Parameswaran Investigates Crowdsourcing in the Computer Science Industry
CS Assistant Professor Aditya Parameswaran has literally written the book on crowdsourcing. He is co-author of the recently published Crowdsourced Data Management: Industry and Academic Perspectives, which is published by Now Publishers and comprises volume 6 of the publisher’s Foundations and Trends in Databases series.
“There are a lot of problems that we face in data science that are notoriously hard. Anything to do with image understanding, video understanding, text understanding, text extraction—understanding and making sense of any of these data types is super challenging,” Parameswaran said.
To solve these problems requires training systems to recognize what is going on in the text, databases, image, or video. And to do that requires a large trove of training data. And the best way to create training data remains having humans provide responses to small questions involving this data. Once the machine learning algorithm is provided this training data, it can go on to work on new data on its own.
The most efficient way to create the amount of training data needed by industry is through crowdsourcing—getting a large pool of people to provide the needed information or input. Unfortunately, crowdsourcing is little-studied by computer science researchers.
“Companies don’t talk about it,” Parameswaran explained, “either because they consider that their ‘secret sauce,’ or [because] just saying, ‘Hey, at the backend, we have a bunch of humans doing the annotation’ doesn’t make for a sexy technology story.”
And yet, crowdsourcing needs examination because machine learning (which relies on the crowdsourcing training data) has become a dominant part of how computing and technologies impact the lives of everyday people. “In some sense, the pressing problems of the day cannot be solved without crowdsourcing,” Parameswaran said.
It is this gap between what the technology industry is engaged in and what researchers know about the problems faced by the industry that are addressed through this book. The book also argues that crowdsourcing will become—if it hasn’t already done so—an essential attribute for any company working with large amounts of data.
Parameswaran’s co-author on the book is Adam Marcus, an MIT PhD who, after graduating, led the data team at a crowdsourcing startup called Locu that was acquired by GoDaddy, and has since co-founded Unlimited Labs, a company dedicated to improving the future of creative and analytical expert work. Like Parameswaran, Marcus has published extensively on crowdsourcing for large-scale data processing.

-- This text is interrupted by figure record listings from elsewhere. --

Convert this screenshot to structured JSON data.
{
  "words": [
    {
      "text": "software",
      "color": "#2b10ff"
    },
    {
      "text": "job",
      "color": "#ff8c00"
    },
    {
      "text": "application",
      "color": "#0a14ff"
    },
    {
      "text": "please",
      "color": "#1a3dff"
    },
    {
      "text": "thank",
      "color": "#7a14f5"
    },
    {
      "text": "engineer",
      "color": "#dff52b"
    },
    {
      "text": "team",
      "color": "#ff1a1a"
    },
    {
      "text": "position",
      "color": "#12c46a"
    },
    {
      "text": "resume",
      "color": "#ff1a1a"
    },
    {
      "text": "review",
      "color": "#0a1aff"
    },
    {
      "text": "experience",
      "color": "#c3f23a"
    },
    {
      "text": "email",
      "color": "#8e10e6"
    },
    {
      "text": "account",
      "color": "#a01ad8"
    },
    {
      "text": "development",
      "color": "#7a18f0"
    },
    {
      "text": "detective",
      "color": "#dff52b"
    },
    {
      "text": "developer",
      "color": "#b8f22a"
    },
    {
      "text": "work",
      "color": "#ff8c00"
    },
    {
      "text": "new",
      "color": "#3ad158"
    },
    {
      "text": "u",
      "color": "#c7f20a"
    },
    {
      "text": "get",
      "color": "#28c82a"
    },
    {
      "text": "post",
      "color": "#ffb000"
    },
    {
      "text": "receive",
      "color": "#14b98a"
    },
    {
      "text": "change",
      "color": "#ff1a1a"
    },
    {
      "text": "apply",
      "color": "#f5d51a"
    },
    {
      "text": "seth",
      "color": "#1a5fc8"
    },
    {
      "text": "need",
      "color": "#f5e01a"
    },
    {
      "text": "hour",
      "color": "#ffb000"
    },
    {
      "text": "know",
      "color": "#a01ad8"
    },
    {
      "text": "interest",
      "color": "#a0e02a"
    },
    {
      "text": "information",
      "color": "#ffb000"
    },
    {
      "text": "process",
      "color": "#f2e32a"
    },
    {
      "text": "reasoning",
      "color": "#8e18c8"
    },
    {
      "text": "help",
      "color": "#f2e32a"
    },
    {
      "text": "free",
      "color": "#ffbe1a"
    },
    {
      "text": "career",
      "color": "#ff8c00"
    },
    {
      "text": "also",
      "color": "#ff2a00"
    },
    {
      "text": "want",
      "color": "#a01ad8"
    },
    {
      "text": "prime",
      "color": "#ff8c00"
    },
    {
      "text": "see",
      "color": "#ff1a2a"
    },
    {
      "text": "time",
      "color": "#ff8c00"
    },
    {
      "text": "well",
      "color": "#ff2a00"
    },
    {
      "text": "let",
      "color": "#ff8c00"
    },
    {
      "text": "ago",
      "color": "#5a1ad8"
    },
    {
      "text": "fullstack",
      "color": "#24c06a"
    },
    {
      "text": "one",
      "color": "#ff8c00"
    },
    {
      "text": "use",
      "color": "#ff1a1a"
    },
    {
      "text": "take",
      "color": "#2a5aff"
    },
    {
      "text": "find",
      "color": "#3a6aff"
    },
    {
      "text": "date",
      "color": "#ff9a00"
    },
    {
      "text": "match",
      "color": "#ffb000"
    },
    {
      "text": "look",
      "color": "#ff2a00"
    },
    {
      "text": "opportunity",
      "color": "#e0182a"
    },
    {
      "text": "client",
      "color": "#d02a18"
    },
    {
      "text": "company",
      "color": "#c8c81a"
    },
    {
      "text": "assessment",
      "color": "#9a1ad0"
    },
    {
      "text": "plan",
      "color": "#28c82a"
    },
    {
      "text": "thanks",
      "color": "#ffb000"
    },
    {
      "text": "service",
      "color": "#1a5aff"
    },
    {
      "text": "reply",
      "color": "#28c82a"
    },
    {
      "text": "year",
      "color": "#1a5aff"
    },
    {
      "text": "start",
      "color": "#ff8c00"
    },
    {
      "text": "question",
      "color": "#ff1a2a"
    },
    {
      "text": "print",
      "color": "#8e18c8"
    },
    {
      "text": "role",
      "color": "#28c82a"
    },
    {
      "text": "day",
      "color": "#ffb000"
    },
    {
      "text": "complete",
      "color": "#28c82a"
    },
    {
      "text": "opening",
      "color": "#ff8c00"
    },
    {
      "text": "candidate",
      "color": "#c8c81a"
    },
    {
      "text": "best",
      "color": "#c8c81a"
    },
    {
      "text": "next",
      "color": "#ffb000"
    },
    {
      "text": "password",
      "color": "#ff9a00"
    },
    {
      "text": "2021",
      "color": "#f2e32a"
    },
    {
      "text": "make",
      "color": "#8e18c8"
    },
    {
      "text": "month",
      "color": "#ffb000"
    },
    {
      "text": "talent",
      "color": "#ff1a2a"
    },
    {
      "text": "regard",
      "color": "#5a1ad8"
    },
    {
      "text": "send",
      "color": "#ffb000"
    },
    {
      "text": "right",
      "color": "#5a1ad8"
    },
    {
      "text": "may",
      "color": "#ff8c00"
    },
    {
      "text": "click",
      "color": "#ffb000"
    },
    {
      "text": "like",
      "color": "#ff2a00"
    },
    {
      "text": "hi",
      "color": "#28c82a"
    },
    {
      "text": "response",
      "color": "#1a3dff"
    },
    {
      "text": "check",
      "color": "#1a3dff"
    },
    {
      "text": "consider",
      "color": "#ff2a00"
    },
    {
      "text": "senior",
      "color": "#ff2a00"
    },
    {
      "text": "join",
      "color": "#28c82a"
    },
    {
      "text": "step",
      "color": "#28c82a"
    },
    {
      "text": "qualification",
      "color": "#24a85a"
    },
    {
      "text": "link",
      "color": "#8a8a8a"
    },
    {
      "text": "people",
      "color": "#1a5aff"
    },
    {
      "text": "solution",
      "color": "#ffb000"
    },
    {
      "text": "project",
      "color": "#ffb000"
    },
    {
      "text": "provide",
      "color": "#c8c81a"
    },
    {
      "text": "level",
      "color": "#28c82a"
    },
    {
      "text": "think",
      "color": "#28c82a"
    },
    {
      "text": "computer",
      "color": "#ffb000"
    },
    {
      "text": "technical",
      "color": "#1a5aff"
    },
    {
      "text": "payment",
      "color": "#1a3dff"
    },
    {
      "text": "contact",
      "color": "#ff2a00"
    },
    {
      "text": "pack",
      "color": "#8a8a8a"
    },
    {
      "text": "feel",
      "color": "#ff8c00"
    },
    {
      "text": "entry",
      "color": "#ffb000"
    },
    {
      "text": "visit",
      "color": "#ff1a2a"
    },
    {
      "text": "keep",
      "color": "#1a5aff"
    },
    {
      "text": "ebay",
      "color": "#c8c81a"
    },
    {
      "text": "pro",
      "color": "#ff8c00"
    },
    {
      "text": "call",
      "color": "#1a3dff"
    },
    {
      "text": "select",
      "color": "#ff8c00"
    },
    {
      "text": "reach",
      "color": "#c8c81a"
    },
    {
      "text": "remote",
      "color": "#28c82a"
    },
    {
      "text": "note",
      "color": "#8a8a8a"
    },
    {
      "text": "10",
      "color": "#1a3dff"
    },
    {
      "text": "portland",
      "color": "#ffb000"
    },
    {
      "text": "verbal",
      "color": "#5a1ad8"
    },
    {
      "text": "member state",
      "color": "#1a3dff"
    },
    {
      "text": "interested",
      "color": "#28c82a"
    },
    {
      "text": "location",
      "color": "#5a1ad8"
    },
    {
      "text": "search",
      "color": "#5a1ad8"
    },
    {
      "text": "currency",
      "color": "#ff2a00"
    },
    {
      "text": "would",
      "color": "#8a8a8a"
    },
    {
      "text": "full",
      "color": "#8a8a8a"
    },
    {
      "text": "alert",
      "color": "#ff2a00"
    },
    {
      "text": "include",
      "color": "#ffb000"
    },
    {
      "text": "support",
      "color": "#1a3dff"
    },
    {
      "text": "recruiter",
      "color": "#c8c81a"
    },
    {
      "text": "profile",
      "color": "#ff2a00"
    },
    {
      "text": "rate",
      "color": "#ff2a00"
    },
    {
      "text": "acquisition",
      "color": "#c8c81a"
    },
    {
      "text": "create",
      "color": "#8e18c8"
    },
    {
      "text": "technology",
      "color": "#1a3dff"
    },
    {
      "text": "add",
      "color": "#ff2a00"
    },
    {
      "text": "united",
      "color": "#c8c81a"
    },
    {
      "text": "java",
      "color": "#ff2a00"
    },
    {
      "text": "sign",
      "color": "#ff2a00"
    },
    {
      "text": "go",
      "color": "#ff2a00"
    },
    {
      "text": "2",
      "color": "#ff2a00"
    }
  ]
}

“We conducted thirteen interviews of companies that use crowdsourcing, and four interviews of companies that manage the marketplaces,” Parameswaran said. “We tried to figure out what sorts of problems do the large-scale industry users of crowdsourcing face, and what sorts of problems do the marketplace owners face.” The book details the insights from these interviews, and provides statistics for how much companies spend on crowdsourcing each year, ranging from tens of thousands to tens of millions of dollars, depending on the scale of the operation.
The book includes chapters on:
- crowd-powered algorithms;
- crowd-powered systems, the utilization of humans to power data processing systems;
- overviews of large-scale crowdsourcing in industry: statistics, typical use-cases, typical crowdsourced workflows, incentives, quality management (four chapters detailing surveys); and
- overview of crowdsourcing marketplaces: design decisions, marketplace management, quality control, and challenges (one chapter detailing surveys).
Parameswaran has been working in the area of crowdsourcing for many years. His dissertation on the subject received several awards: the 2014 ACM SIGMOD Jim Gray Doctoral Dissertation Award, as well as Stanford University’s 2013 Arthur Samuel award for the best dissertation in Computer Science. He was also runner-up for the 2014 SIGKDD Dissertation Award.